Aún hoy, recordar la imagen de lo que en el tiempo de mi juventud fue Tarssis me produce una enorme nostalgia. Vosotros no habéis contemplado jamás nada así y, probablemente, ninguna de vuestras ciudades se parecerá nunca a ella. Y las que he visto en mis visiones, esas moles grises, iluminadas y extrañas, tampoco me parecen mejores que mi añorada ciudad.
Tarssis era una ciudad blanca, construida sobre un islote cerca de la costa del Estrecho de la Vigía, llamado así porque un fortín protegía el tráfico de barcos que navegaban entre el Océano y el Verde, camino de las lejanas tierras de donde se extraía el metal que, mezclado con el cobre y otras sustancias, producía el oreikalko, el secreto mejor guardado de nuestros herreros y forjadores de armas. Con el oreikalko se fabricaban las armas y armaduras que hacían invencibles a nuestros ejércitos y cuya imponente visión ya causaba temor y admiración, además de un poco de disimulada envidia, a todos aquellos que las contemplaban.
La urbe, como tal, estaba compuesta por tres zonas separadas y delimitadas por tres murallas, cada una pintada de un color diferente. La primera, la que daba entrada a Tarssis, tenía el color rojizo del oreikalko, del que os acabo de hablar; la segunda estaba pintada de un color plateado y los bloques que culminaban el muro en su fila superior eran de este metal. Por último, la tercera muralla vestía deslumbrante y hermosa, de un brillante color dorado, y el último bloque superior, estaba compuesto por piezas de oro.
Esta división no era caprichosa, ya que servía para separar a la ciudad en distintos tipos de población, que iban desde las gentes humildes y pobres, agricultores, ganaderos y artesanos del primer núcleo, hasta la élite política y religiosa de la acrópolis, pasando por los cuarteles y residencias militares del núcleo intermedio. Esta separación no solo resultaba útil por el aspecto invulnerable que ofrecía una ciudad triplemente amurallada, sino también como forma de dividir a la ciudad en sus distintos estamentos sociales, tal y como se hacía, de un modo u otro, en todas las demás ciudades del mundo.
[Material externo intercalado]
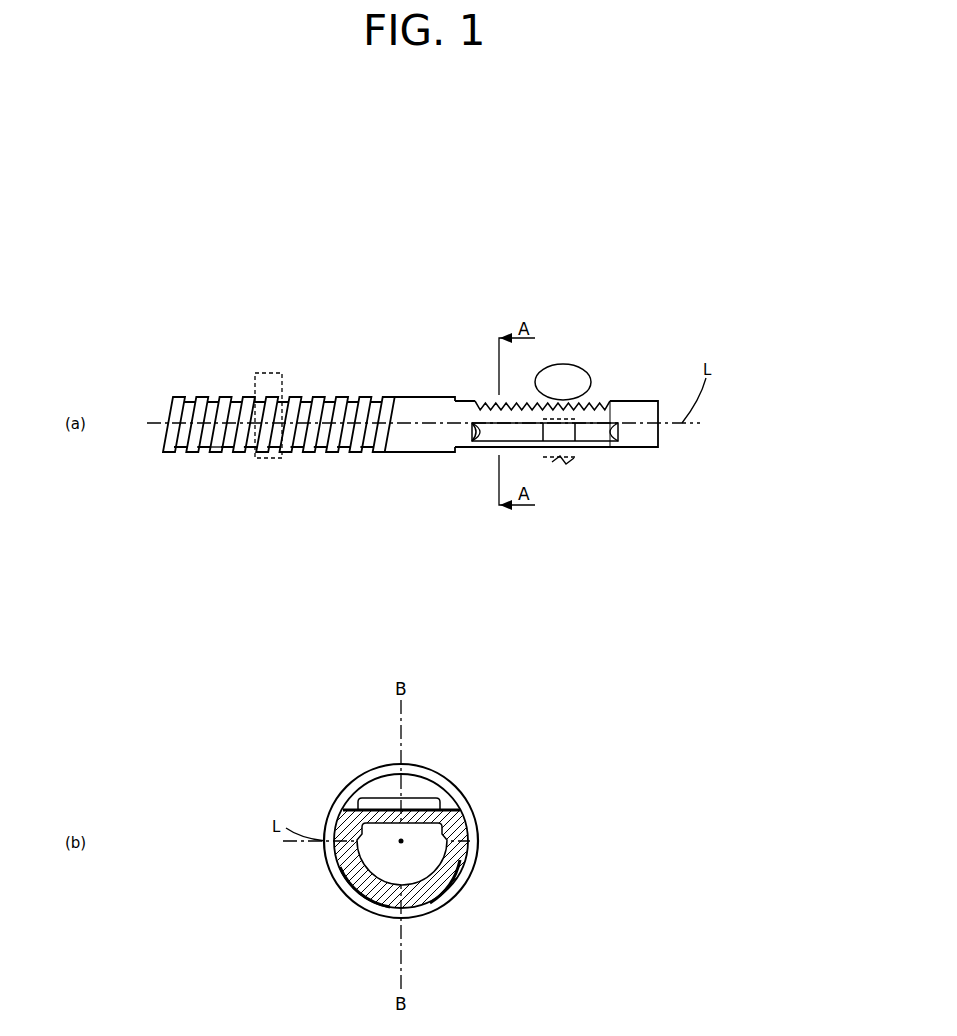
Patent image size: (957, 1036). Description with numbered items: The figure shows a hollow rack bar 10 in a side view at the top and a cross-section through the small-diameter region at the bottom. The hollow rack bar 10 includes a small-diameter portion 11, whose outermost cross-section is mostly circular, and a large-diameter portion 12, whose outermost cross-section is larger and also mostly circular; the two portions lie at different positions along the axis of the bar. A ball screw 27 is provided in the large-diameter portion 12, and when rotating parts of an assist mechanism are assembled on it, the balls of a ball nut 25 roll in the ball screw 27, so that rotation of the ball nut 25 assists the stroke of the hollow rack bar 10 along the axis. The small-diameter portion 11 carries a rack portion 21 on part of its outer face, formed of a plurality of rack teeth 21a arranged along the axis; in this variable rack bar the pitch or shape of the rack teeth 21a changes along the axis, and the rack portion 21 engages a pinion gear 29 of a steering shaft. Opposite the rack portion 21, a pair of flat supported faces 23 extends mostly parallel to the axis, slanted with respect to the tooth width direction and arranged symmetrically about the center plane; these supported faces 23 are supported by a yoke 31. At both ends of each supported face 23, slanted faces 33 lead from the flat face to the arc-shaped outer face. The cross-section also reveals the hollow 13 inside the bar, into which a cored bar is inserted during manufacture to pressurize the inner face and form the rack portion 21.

La superioridad militar y las fortificaciones permitieron a la ciudad persistir durante mucho tiempo y alcanzar el dominio sobre muchos pueblos y tierras. En la época en la que mi historia tuvo lugar, Tarssis era el poder más importante, tanto en las tierras del interior como en las costas del Verde, e incluso en las islas conocidas del Océano. Los largos navíos cabalgaban las olas, controlando el comercio marítimo y destruyendo las frágiles embarcaciones de los piratas que osaban desafiar ese dominio. La gloria de nuestro país había durado ya mucho tiempo, y no parecía que eso fuera a cambiar pronto.
Había, como hubo siempre, pretendientes a derrocar ese poder. Aunque los rivales de Tarssis sólo podían ganar cierta ventaja mediante la estrategia o el engaño, y siempre les valía de poco, porque acababan destruidos por las imparables tropas de guerreros cornudos de la ciudad, comandados con mano firme por el genial general Turdeto. Su experiencia, y las imbatibles armas y armaduras de sus hombres, permitían contar todas las batallas y guerras en las que Tarssis se anotaba como victorias. Por lo que, con el tiempo, la mayor parte de las ciudades y pueblos conocidos habían evitado enfrentarse directamente a nuestra ciudad.